British Prime Minister Theresa May said she would quit, deepening the Brexit crisis as a new leader is likely to want a more decisive split with the European Union and raising the chances of an unpredicta­ble snap election.

This comes in a week that has seen more disappoint­ing economic data and growing fears that a US-China trade spat could become a more entrenched strategic dispute between the world’s two largest economies.

‘Positive for bonds’

“The general assumption in the market up until now was that things would get better,” said Peter Schaffrik, global macro strategist at RBC Capital Markets in London. “But then the US-China trade talks broke down, Brexit uncertaint­y is rising and the data is not improving. If you put that altogether it is positive for bonds.” Ten-year bond yields in the United States, Germany, Japan and Britain were all set for a third straight week of falls.

Germany’s Bund yield was marginally higher at minus 0.11 per cent, just 2 basis points away from recent 2-1/2 year lows.
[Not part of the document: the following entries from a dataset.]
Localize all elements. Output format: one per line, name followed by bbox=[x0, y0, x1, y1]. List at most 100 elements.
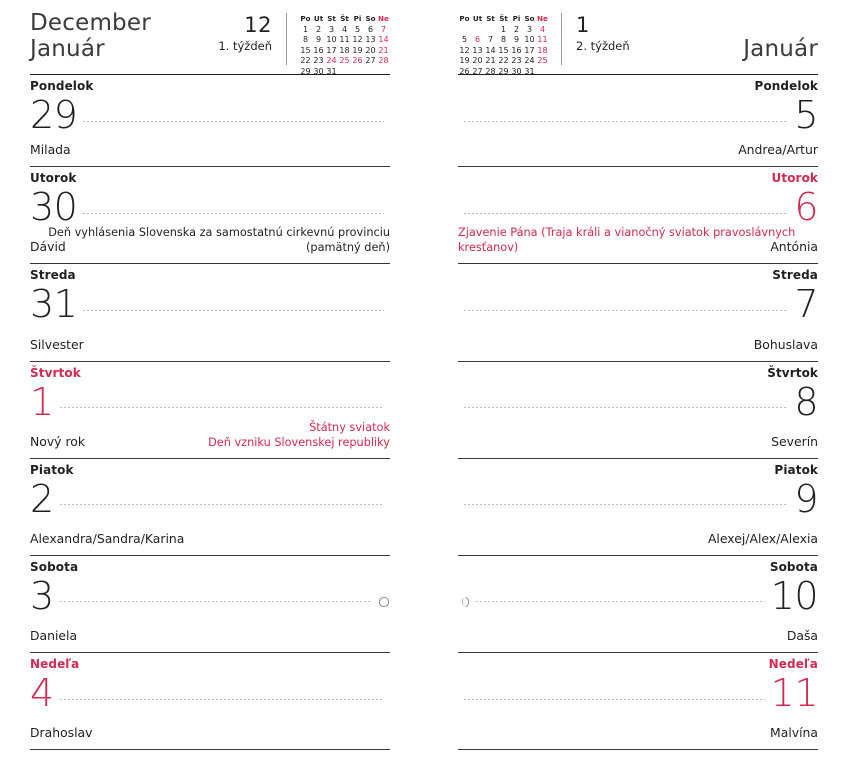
mini-day-cell[interactable]: 19 bbox=[459, 56, 470, 66]
mini-day-cell[interactable]: 31 bbox=[524, 67, 535, 77]
mini-day-cell[interactable]: 8 bbox=[500, 35, 507, 45]
writing-line[interactable] bbox=[464, 698, 765, 700]
day-weekday: Piatok bbox=[30, 462, 74, 477]
mini-day-cell[interactable]: 15 bbox=[300, 45, 311, 55]
mini-day-cell[interactable]: 24 bbox=[326, 56, 337, 66]
mini-day-cell[interactable]: 20 bbox=[472, 56, 483, 66]
day-weekday: Piatok bbox=[774, 462, 818, 477]
mini-day-cell[interactable]: 10 bbox=[524, 35, 535, 45]
mini-day-cell[interactable]: 6 bbox=[367, 24, 374, 34]
mini-day-cell[interactable]: 30 bbox=[313, 67, 324, 77]
mini-day-cell[interactable]: 25 bbox=[339, 56, 350, 66]
day-row[interactable]: Nedeľa 4 Drahoslav bbox=[30, 657, 390, 751]
mini-day-cell[interactable]: 26 bbox=[352, 56, 363, 66]
mini-day-cell[interactable]: 11 bbox=[537, 35, 548, 45]
mini-day-cell[interactable]: 31 bbox=[326, 67, 337, 77]
mini-day-cell[interactable]: 27 bbox=[365, 56, 376, 66]
writing-line[interactable] bbox=[464, 407, 789, 409]
mini-day-cell[interactable]: 5 bbox=[354, 24, 361, 34]
mini-day-cell[interactable]: 29 bbox=[498, 67, 509, 77]
mini-day-cell[interactable]: 3 bbox=[526, 24, 533, 34]
mini-day-cell[interactable]: 9 bbox=[513, 35, 520, 45]
day-row[interactable]: Štvrtok 1 Nový rok Štátny sviatok Deň vzniku… bbox=[30, 366, 390, 459]
writing-line[interactable] bbox=[464, 212, 789, 214]
day-row[interactable]: Nedeľa 11 Malvína bbox=[458, 657, 819, 751]
mini-day-cell[interactable]: 4 bbox=[539, 24, 546, 34]
day-row[interactable]: Streda 7 Bohuslava bbox=[458, 268, 818, 362]
mini-day-cell[interactable]: 28 bbox=[485, 67, 496, 77]
mini-day-cell[interactable]: 9 bbox=[315, 35, 322, 45]
writing-line[interactable] bbox=[59, 601, 372, 603]
mini-day-cell[interactable]: 19 bbox=[352, 45, 363, 55]
mini-day-cell[interactable]: 14 bbox=[485, 45, 496, 55]
writing-line[interactable] bbox=[464, 504, 789, 506]
mini-day-cell[interactable]: 27 bbox=[472, 67, 483, 77]
day-row[interactable]: Streda 31 Silvester bbox=[30, 268, 390, 362]
left-day-list: Pondelok 29 Milada Utorok 30 Dávid Deň vyhláse… bbox=[30, 74, 390, 751]
mini-day-cell[interactable]: 17 bbox=[524, 45, 535, 55]
mini-day-cell[interactable] bbox=[484, 25, 497, 36]
day-row[interactable]: Sobota 3 Daniela bbox=[30, 560, 390, 654]
writing-line[interactable] bbox=[59, 407, 384, 409]
mini-day-cell[interactable] bbox=[458, 25, 471, 36]
day-row[interactable]: Piatok 2 Alexandra/Sandra/Karina bbox=[30, 463, 390, 556]
day-row[interactable]: Piatok 9 Alexej/Alex/Alexia bbox=[458, 463, 818, 556]
day-number-line: 29 bbox=[30, 91, 390, 139]
mini-day-cell[interactable]: 7 bbox=[487, 35, 494, 45]
mini-day-cell[interactable]: 18 bbox=[537, 45, 548, 55]
mini-day-cell[interactable]: 23 bbox=[313, 56, 324, 66]
day-row[interactable]: Štvrtok 8 Severín bbox=[458, 366, 818, 459]
mini-day-cell[interactable]: 12 bbox=[459, 45, 470, 55]
mini-day-cell[interactable]: 22 bbox=[498, 56, 509, 66]
mini-day-cell[interactable]: 14 bbox=[378, 35, 389, 45]
mini-day-cell[interactable]: 30 bbox=[511, 67, 522, 77]
day-row[interactable]: Sobota 10 Daša bbox=[458, 560, 819, 654]
mini-day-cell[interactable]: 11 bbox=[339, 35, 350, 45]
writing-line[interactable] bbox=[464, 120, 789, 122]
writing-line[interactable] bbox=[59, 698, 384, 700]
mini-day-cell[interactable]: 29 bbox=[300, 67, 311, 77]
day-row[interactable]: Pondelok 29 Milada bbox=[30, 74, 390, 168]
day-number: 9 bbox=[794, 476, 818, 521]
mini-day-cell[interactable]: 4 bbox=[341, 24, 348, 34]
mini-day-cell[interactable]: 21 bbox=[485, 56, 496, 66]
mini-day-cell[interactable]: 8 bbox=[302, 35, 309, 45]
mini-day-cell[interactable]: 5 bbox=[461, 35, 468, 45]
writing-line[interactable] bbox=[83, 309, 384, 311]
mini-day-cell[interactable]: 13 bbox=[472, 45, 483, 55]
mini-day-cell[interactable]: 2 bbox=[513, 24, 520, 34]
mini-day-cell[interactable]: 1 bbox=[500, 24, 507, 34]
mini-day-cell[interactable]: 18 bbox=[339, 45, 350, 55]
mini-day-cell[interactable]: 1 bbox=[302, 24, 309, 34]
mini-day-cell[interactable]: 24 bbox=[524, 56, 535, 66]
mini-day-cell[interactable] bbox=[471, 25, 484, 36]
mini-day-cell[interactable]: 22 bbox=[300, 56, 311, 66]
mini-day-cell[interactable]: 21 bbox=[378, 45, 389, 55]
day-weekday: Nedeľa bbox=[768, 657, 818, 672]
mini-day-cell[interactable]: 20 bbox=[365, 45, 376, 55]
header-divider-right bbox=[561, 13, 562, 65]
mini-day-cell[interactable]: 2 bbox=[315, 24, 322, 34]
writing-line[interactable] bbox=[464, 309, 789, 311]
mini-day-cell[interactable]: 7 bbox=[380, 24, 387, 34]
mini-day-cell[interactable]: 3 bbox=[328, 24, 335, 34]
writing-line[interactable] bbox=[476, 601, 765, 603]
mini-day-cell[interactable]: 15 bbox=[498, 45, 509, 55]
mini-day-cell[interactable]: 16 bbox=[313, 45, 324, 55]
mini-day-cell[interactable]: 26 bbox=[459, 67, 470, 77]
mini-day-cell[interactable]: 16 bbox=[511, 45, 522, 55]
day-row[interactable]: Utorok 30 Dávid Deň vyhlásenia Slovenska za… bbox=[30, 171, 390, 265]
writing-line[interactable] bbox=[83, 212, 384, 214]
day-row[interactable]: Utorok 6 Antónia Zjavenie Pána (Traja králi… bbox=[458, 171, 818, 265]
writing-line[interactable] bbox=[59, 504, 384, 506]
writing-line[interactable] bbox=[83, 120, 384, 122]
mini-day-cell[interactable]: 6 bbox=[474, 35, 481, 45]
mini-day-cell[interactable]: 13 bbox=[365, 35, 376, 45]
mini-day-cell[interactable]: 12 bbox=[352, 35, 363, 45]
day-row[interactable]: Pondelok 5 Andrea/Artur bbox=[458, 74, 818, 168]
mini-day-cell[interactable]: 23 bbox=[511, 56, 522, 66]
mini-day-cell[interactable]: 17 bbox=[326, 45, 337, 55]
mini-day-cell[interactable]: 25 bbox=[537, 56, 548, 66]
mini-day-cell[interactable]: 10 bbox=[326, 35, 337, 45]
mini-day-cell[interactable]: 28 bbox=[378, 56, 389, 66]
France’s 10-year bond yield was steady at 0.28 per cent, within striking distance of 2-1/2 year lows, while 10-year Austrian and Belgium bond yields fell 3 bps apiece. “To be really bearish on Bund yields you need to expect the ECB to announce a balance sheet reduction and that’s not going to happen for a few years,” said Eric Oynoyan, G10 senior interest rate strategist at BNP Paribas.